Department of Neurosurgery, University Medical Center Hamburg-Eppendorf, Martinistraße 52, 20246, Hamburg, Germany.
Institute for Stem Cell Biology and Regenerative Medicine, Stanford University School of Medicine, 265 Campus Drive, Stanford, CA, 94305, USA.
Eur J Trauma Emerg Surg. 2022 Dec;48(6):4451-4459. doi: 10.1007/s00068-020-01544-5. Epub 2020 Nov 18.
Based on the hypothesis that systemic inflammation contributes to secondary injury after initial traumatic brain injury (TBI), this study aims to describe the effect of splenectomy on mortality in trauma patients with TBI and splenic injury.
A retrospective cohort analysis of patients prospectively registered into the TraumaRegister DGU (TR-DGU) with TBI (AIS ≥ 3) combined with injury to the spleen (AIS ≥ 1) was conducted. Multivariable logistic regression modeling was performed to adjust for confounding factors and to assess the independent effect of splenectomy on in-hospital mortality.
The cohort consisted of 1114 patients out of which 328 (29.4%) had undergone early splenectomy. Patients with splenectomy demonstrated a higher Injury Severity Score (median: 34 vs. 44, p < 0.001) and lower Glasgow Coma Scale (median: 9 vs. 7, p = 0.014) upon admission. Splenectomized patients were more frequently hypotensive upon admission (19.8% vs. 38.0%, p < 0.001) and in need for blood transfusion (30.3% vs. 61.0%, p < 0.001). The mortality was 20.7% in the splenectomy group and 10.3% in the remaining cohort. After adjustment for confounding factors, early splenectomy was not found to exert a significant effect on in-hospital mortality (OR 1.29 (0.67-2.50), p = 0.45).
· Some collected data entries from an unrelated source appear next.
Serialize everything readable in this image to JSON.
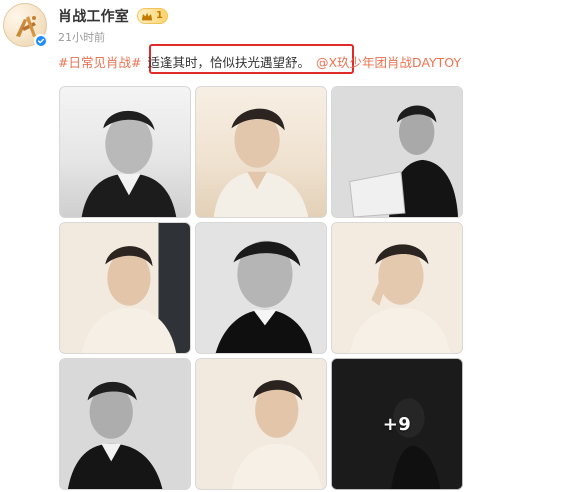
{
  "post": {
    "author": {
      "name": "肖战工作室",
      "vip_level": "1",
      "avatar_char": "战",
      "avatar_icon": "calligraphy-logo-icon",
      "verified_icon": "verified-check-icon",
      "vip_icon": "crown-icon"
    },
    "timestamp": "21小时前",
    "text": {
      "hashtag": "#日常见肖战#",
      "body": "适逢其时，恰似扶光遇望舒。",
      "mention": "@X玖少年团肖战DAYTOY"
    },
    "photos": [
      {
        "label": "photo-1",
        "tone": "bw"
      },
      {
        "label": "photo-2",
        "tone": "warm"
      },
      {
        "label": "photo-3",
        "tone": "bw"
      },
      {
        "label": "photo-4",
        "tone": "warm"
      },
      {
        "label": "photo-5",
        "tone": "bw"
      },
      {
        "label": "photo-6",
        "tone": "warm"
      },
      {
        "label": "photo-7",
        "tone": "bw"
      },
      {
        "label": "photo-8",
        "tone": "warm"
      },
      {
        "label": "photo-9",
        "tone": "dark"
      }
    ],
    "more_photos": "+9"
  },
  "colors": {
    "accent_link": "#eb7350",
    "highlight_border": "#e02a2a",
    "verified_blue": "#1d8cff",
    "vip_gold": "#ffd36b"
  }
}
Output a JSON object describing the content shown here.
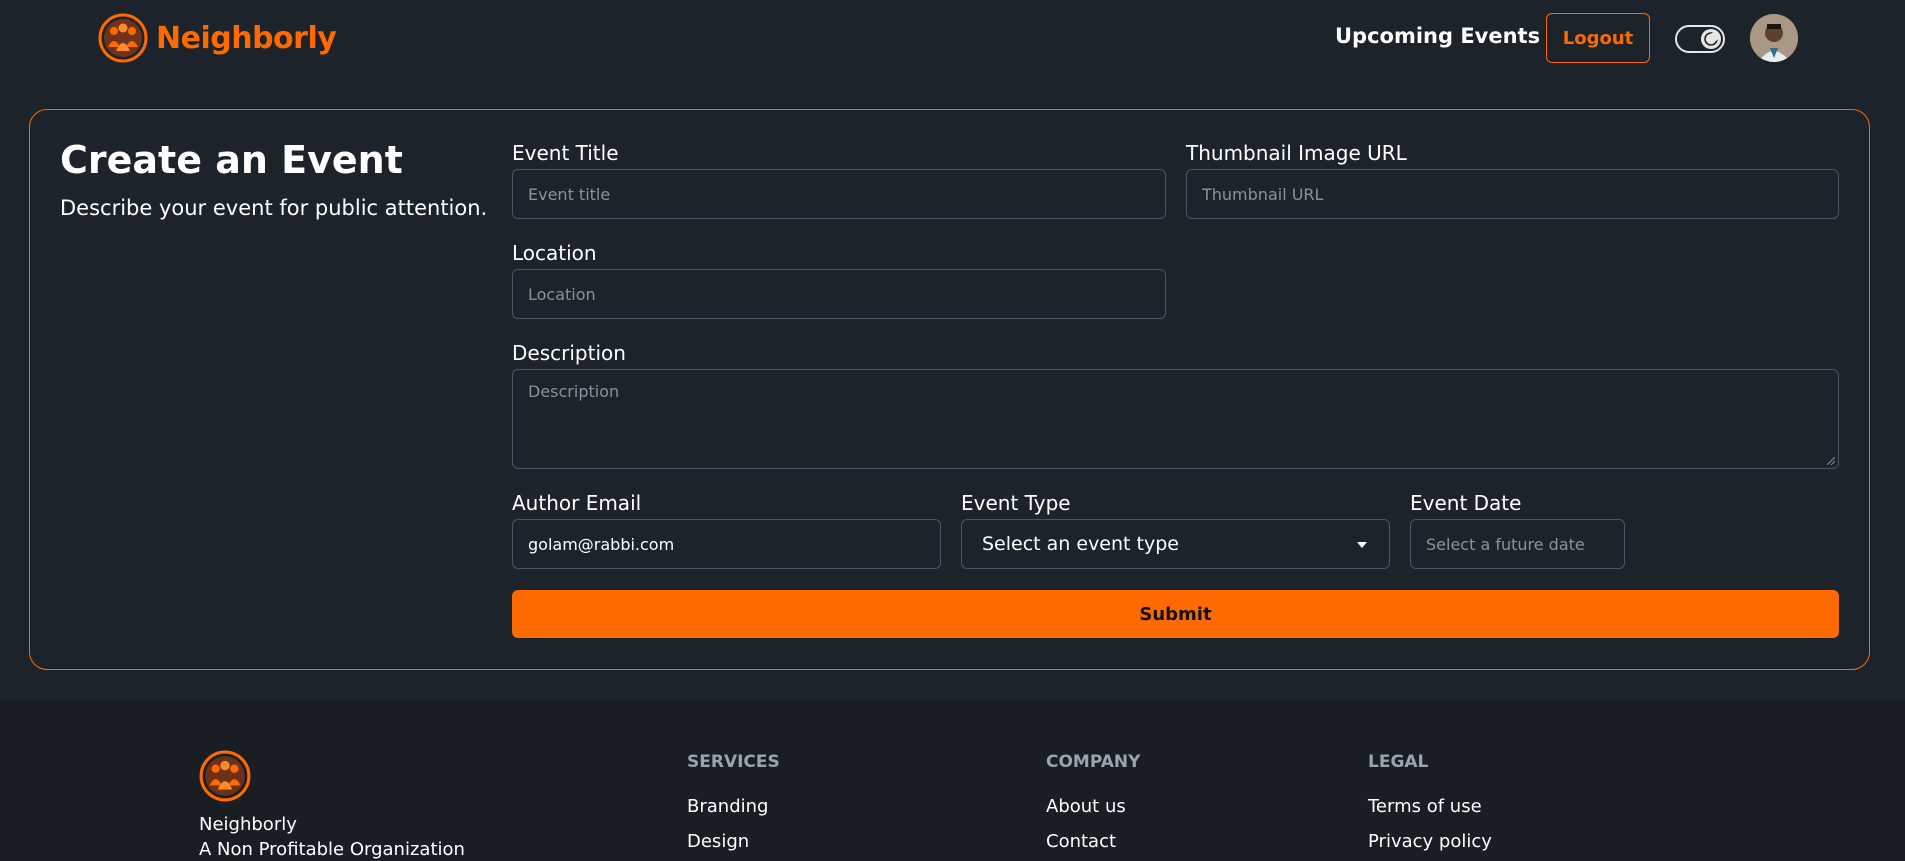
{
  "brand": {
    "name": "Neighborly",
    "accent_color": "#ff6a00",
    "logo_icon": "community-logo-icon"
  },
  "nav": {
    "upcoming_events": "Upcoming Events",
    "logout": "Logout",
    "theme_toggle_icon": "moon-icon",
    "avatar_icon": "user-avatar"
  },
  "form": {
    "title": "Create an Event",
    "subtitle": "Describe your event for public attention.",
    "fields": {
      "event_title": {
        "label": "Event Title",
        "placeholder": "Event title",
        "value": ""
      },
      "thumbnail": {
        "label": "Thumbnail Image URL",
        "placeholder": "Thumbnail URL",
        "value": ""
      },
      "location": {
        "label": "Location",
        "placeholder": "Location",
        "value": ""
      },
      "description": {
        "label": "Description",
        "placeholder": "Description",
        "value": ""
      },
      "author_email": {
        "label": "Author Email",
        "value": "golam@rabbi.com"
      },
      "event_type": {
        "label": "Event Type",
        "selected": "Select an event type"
      },
      "event_date": {
        "label": "Event Date",
        "placeholder": "Select a future date",
        "value": ""
      }
    },
    "submit": "Submit"
  },
  "footer": {
    "brand_name": "Neighborly",
    "tagline": "A Non Profitable Organization",
    "services": {
      "heading": "SERVICES",
      "links": [
        "Branding",
        "Design"
      ]
    },
    "company": {
      "heading": "COMPANY",
      "links": [
        "About us",
        "Contact"
      ]
    },
    "legal": {
      "heading": "LEGAL",
      "links": [
        "Terms of use",
        "Privacy policy"
      ]
    }
  }
}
Trauma patients with TBI and spleen injury undergoing splenectomy demonstrate a more severe injury pattern, more compromised hemodynamic status and higher in-hospital mortality than patients without splenectomy. Adjustment for confounding factors reveals that the splenectomy procedure itself is not independently associated with survival.
基于全身炎症会导致原发性颅脑损伤(TBI)后继发性损伤的假设,本研究旨在描述脾切除术对合并 TBI 和脾损伤的创伤患者死亡率的影响。
对前瞻性登记于创伤登记处德国创伤协会(TR-DGU)的 TBI(AIS≥3)合并脾损伤(AIS≥1)的患者进行回顾性队列分析。采用多变量逻辑回归模型调整混杂因素,并评估脾切除术对住院死亡率的独立影响。
该队列包括 1114 例患者,其中 328 例(29.4%)接受了早期脾切除术。脾切除术患者的损伤严重程度评分(中位数:34 分比 44 分,p<0.001)和格拉斯哥昏迷评分(中位数:9 分比 7 分,p=0.014)入院时更高。脾切除患者入院时更常出现低血压(19.8%比 38.0%,p<0.001)和需要输血(30.3%比 61.0%,p<0.001)。脾切除术组死亡率为 20.7%,其余组为 10.3%。调整混杂因素后,早期脾切除术对住院死亡率无显著影响(OR 1.29(0.67-2.50),p=0.45)。
合并 TBI 和脾损伤的创伤患者行脾切除术的患者其损伤模式更严重,血流动力学状态更差,住院死亡率高于未行脾切除术的患者。调整混杂因素后发现,脾切除术本身与生存率无关。